Loads of Learned Lumber

Tuesday, June 4, 2013

n + 1, Bourdieu, Rancière

JUST NOW GETTING around to  n + 1 number sixteen--struck by this statement at the end of the first paragraph of the opening piece: "Few things are less contested today than the idea that art mostly expresses class and status hierarchies, and only secondarily might have snippets of aesthetic value."

That sound right to me.  I can think of colleagues who would be willing to argue the superiority of Beer X to Beer Y, or the inferiority of this restaurant's taco compared to that restaurant's taco, yet would not under any compulsion concede that reading Proust is more worthwhile than watching Buffy the Vampire Slayer.
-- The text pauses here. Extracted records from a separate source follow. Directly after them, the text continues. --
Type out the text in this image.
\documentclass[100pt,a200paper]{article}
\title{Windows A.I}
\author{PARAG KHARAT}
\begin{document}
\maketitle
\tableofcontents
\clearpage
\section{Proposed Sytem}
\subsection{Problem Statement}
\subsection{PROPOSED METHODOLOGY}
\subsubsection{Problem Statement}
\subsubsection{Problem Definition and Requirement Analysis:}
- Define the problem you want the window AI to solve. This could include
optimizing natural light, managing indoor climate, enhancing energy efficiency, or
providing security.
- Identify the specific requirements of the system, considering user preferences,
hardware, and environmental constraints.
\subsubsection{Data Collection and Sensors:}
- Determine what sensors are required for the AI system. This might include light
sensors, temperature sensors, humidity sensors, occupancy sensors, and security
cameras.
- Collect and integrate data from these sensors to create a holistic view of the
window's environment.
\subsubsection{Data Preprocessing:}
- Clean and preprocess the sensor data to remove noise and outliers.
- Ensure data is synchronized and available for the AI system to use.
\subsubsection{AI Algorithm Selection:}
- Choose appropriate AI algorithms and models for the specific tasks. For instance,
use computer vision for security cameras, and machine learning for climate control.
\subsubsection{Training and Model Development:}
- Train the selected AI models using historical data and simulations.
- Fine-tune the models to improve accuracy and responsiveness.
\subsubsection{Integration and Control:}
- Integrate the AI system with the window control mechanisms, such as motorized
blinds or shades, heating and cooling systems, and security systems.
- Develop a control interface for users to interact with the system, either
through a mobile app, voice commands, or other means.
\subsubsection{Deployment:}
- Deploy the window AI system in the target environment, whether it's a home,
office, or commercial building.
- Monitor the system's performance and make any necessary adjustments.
The author of this piece goes on to mention Foucault, saying his posthumous cultural stock price is a bit higher than that of Derrida--hard to argue with that, too. Even now you often see Foucault cited with the implicit assumption that if Foucault wrote something, it must be true; I notice this even with students who were born after Foucault died. Derrida's thought is still with us, but undergraduates seem more excited about Foucault's ideas--or at least about what they think his ideas were.

But Bourdieu, especially the essay on distinction, is the heavyweight on the question of  whether the aesthetic boils down to one more guise of class and power. And there is something liberating about this idea.

I would like to see a little more room made for the aesthetic, however, which is why I have been finding Rancière so compelling; he finds persuasive ways of talking about what is liberating in the aesthetic. And sure enough, who gets a quick little nod in the n+1 piece? Who but Rancière, for having pointed out that sociology, as the new boss, can sometimes be just as noxious as the old boss, aesthetics.

I think of n+1 as a bellwether of sorts, often in ways that dismay me, but if this piece indicates a Rancière groundswell on these shores...that would be good news.